Moving Beyond the Standard of Care: Accelerate Testing of Radiation-Drug Combinations.

2021 
ABTRACT Radiotherapy is a major treatment modality used in over 60% of cancer patients, as definitive local treatment for inoperable locoregionally confined tumors and as palliative therapy. While cytotoxic chemotherapy enhances the effectiveness of treatment, the benefit over radiotherapy alone is still quite modest. There is a need to further enhance the effectiveness of local tumor control over what sequentially or concurrently administered cytotoxic chemotherapy provides. Although many biologic pathways are known to enhance the effectiveness of radiotherapy, there is currently a paucity of drugs approved for use in combination. While several clinical trials have tested the effectiveness of combining targeted agents or immunotherapies with radiotherapy, the results of these trials have so far been negative, likely stemming from the relative lack of preclinical evidence using appropriate experimental standardization or model systems.
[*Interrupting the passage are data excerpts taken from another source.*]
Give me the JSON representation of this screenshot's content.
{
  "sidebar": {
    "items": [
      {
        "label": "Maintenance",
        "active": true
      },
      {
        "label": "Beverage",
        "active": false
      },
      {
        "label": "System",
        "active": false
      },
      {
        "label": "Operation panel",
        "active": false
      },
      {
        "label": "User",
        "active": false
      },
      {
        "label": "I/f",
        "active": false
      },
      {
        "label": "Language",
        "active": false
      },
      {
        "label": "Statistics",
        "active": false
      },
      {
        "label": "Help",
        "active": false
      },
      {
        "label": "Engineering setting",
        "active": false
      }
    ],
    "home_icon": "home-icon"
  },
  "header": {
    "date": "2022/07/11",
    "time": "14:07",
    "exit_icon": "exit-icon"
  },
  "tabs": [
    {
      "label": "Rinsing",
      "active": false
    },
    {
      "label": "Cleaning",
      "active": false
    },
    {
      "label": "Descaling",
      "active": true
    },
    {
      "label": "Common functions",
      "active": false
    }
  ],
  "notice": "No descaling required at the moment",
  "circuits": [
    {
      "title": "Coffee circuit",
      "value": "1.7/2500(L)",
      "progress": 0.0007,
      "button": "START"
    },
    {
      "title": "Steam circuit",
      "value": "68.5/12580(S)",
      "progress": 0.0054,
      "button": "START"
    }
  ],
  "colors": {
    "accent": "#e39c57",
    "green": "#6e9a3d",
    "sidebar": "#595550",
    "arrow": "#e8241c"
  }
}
Accelerating the identification of agents tested in appropriate clinical context and experimental systems or models would greatly enhance the potential to bring forward early testing of drugs that would not only be safe but also more effective. This paper provides an overview of the opportunities and challenges of developing therapeutics to combine with radiotherapy, and some guidance towards preclinical and early clinical testing to improve the chance that advanced phase testing of drug-radiation combinations would be successful in the long run.